Festival Curta Campos do Jordao

Barba Ensopada de Sangue

Retratos de um passado não visto

Por Vitor Velloso

Durante a Mostra CineBH 2024; Festival de Gramado 2024

Barba Ensopada de Sangue

O novo filme de Aly Muritiba apresenta ao espectador um universo que transita entre o concreto e uma aura metafísica, desde o desenvolvimento do protagonista Gabriel (Gabriel Leone) até o estabelecimento histórico, e mitológico, regional de Armação (SC). Assim, “Barba Ensopada de Sangue”, baseado no livro homônimo de Daniel Galera, é uma obra que trabalha tanto para construir seu contexto e debater os fantasmas do passado, que não consegue desenvolver seu próprio presente. 

Primordialmente se apresentando como um reflexo histórico da caça às baleias que acontecia na região, a obra se estabelece apresentando um passado sombrio do avô de Gabriel, o Gaudério, a hostilidade das pessoas que residem na região e os causos traumáticos para a população que envolvem essa figura controversa do avô. Porém, esse lento processo de estabelecimento, vai desvelando uma cansativa narrativa sobre os traumas de Gabriel, amores, decepções e obsessões, sem que haja uma ligação concreta com uma ligação sólida entre o protagonista e Gaudério, mantendo-se em um terreno mitológico pouco desenvolvido. Não por acaso, o longa estabelece o foco desse laço na residência, depois em alguns objetos, histórias e quando finalmente parece encontrar um fio para se agarrar, de narrativa oral com um personagem que foi contemporâneo de Gaudério ou base material com uma situação envolvendo uma fábrica que funcionava na região, o filme retorna à estaca zero para desenvolver um romance entre Gabriel e Jasmine (Thainá Duarte), que funciona como um dispositivo dramático para criar tensão direta entre o protagonista e a população local, ainda que esse conflito já fosse uma realidade na narrativa. 

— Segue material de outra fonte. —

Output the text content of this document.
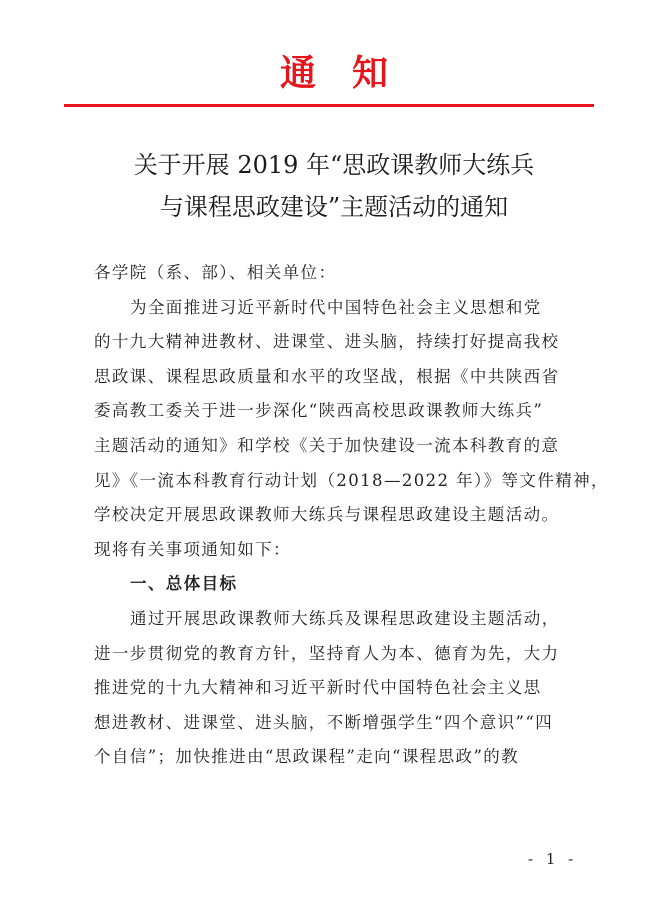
通知
关于开展 2019 年“思政课教师大练兵
与课程思政建设”主题活动的通知
各学院（系、部）、相关单位：
为全面推进习近平新时代中国特色社会主义思想和党
的十九大精神进教材、进课堂、进头脑，持续打好提高我校
思政课、课程思政质量和水平的攻坚战，根据《中共陕西省
委高教工委关于进一步深化“陕西高校思政课教师大练兵”
主题活动的通知》和学校《关于加快建设一流本科教育的意
见》《一流本科教育行动计划（2018—2022 年）》等文件精神，
学校决定开展思政课教师大练兵与课程思政建设主题活动。
现将有关事项通知如下：
一、总体目标
通过开展思政课教师大练兵及课程思政建设主题活动，
进一步贯彻党的教育方针，坚持育人为本、德育为先，大力
推进党的十九大精神和习近平新时代中国特色社会主义思
想进教材、进课堂、进头脑，不断增强学生“四个意识”“四
个自信”；加快推进由“思政课程”走向“课程思政”的教
- 1 -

Desta forma, “Barba Ensopada de Sangue” tem dificuldade de estabelecer qual sua perspectiva de desenvolvimento, sendo incapaz de desenvolver todas as frentes que apresenta e inábil para encerrar alguns ciclos. Assim, procura manter a verve fatalista e trágica que apresenta nos primeiros minutos, com um senhor local falando para Gabriel que ele vai morrer ali, em um tom misto de premonição com conselho. De toda forma, quanto mais persegue essa tragédia anunciada e os caminhos da violência inevitável, mais superficial torna-se, justamente por ser incapaz de desenvolver suas frentes dramáticas de forma eficiente, se por um lado o antigo relacionamento de Gabriel aparece para atormentar seu juízo, não há nenhum impacto direto dessa aparição na narrativa, se a questão da fábrica se apresenta como objeto central para o mistério envolvendo Gaudério, ela é apenas uma ponte de intensificação do conflito com o poder local, e essa nota se repete ao longo de toda a projeção. Ou seja, o filme tem dificuldade de conseguir progredir com o drama de seu personagem, por uma falta de diretriz no desenvolvimento de todos os elementos que vão se apresentando na narrativa. A consequência disso é um longa que parece disperso com o passar do tempo e apesar de ter uma série de blocos para serem trabalhados, se perde ao perseguir um ideal fantasmagórico e mitológico que torna-se frágil pela ausência de perspectivas distintas ou mesmo histórias que tornem esse mito “Gaudério” mais complexo na trama. 

Então, mesmo que a direção do Aly Muritiba seja capaz de traduzir essa crescente tensão entre um fantasma não visto e uma pessoa que caminha deliberadamente para a morte, através de uma espacialização e contextualização local que é eficiente em alguns momentos, o projeto não consegue criar a sensação de progressão direta, se apegando em pontos que atrasam mais que auxiliam. O mesmo acontece com a fotografia de Inti Briones, capaz de criar dois pólos de tensão distintos, entre o dia e a noite, como algo que se aproxima de Gabriel, uma espécie de presságio, mas que também encontra esses entraves. 

Por fim, “Barba Ensopada de Sangue” termina cambaleando e vacilante quanto à própria perspectiva de uma tragédia familiar assombrada pelos feitos não registrados e histórias contadas pela metade. Aliás, é necessário mencionar que além da fisicalidade e ameaça física de Leone na tela não convencer, sua barba é um elemento de constante distração para o espectador que procura a imersão em uma trama interessante, mas com desenvolvimento fragmentado.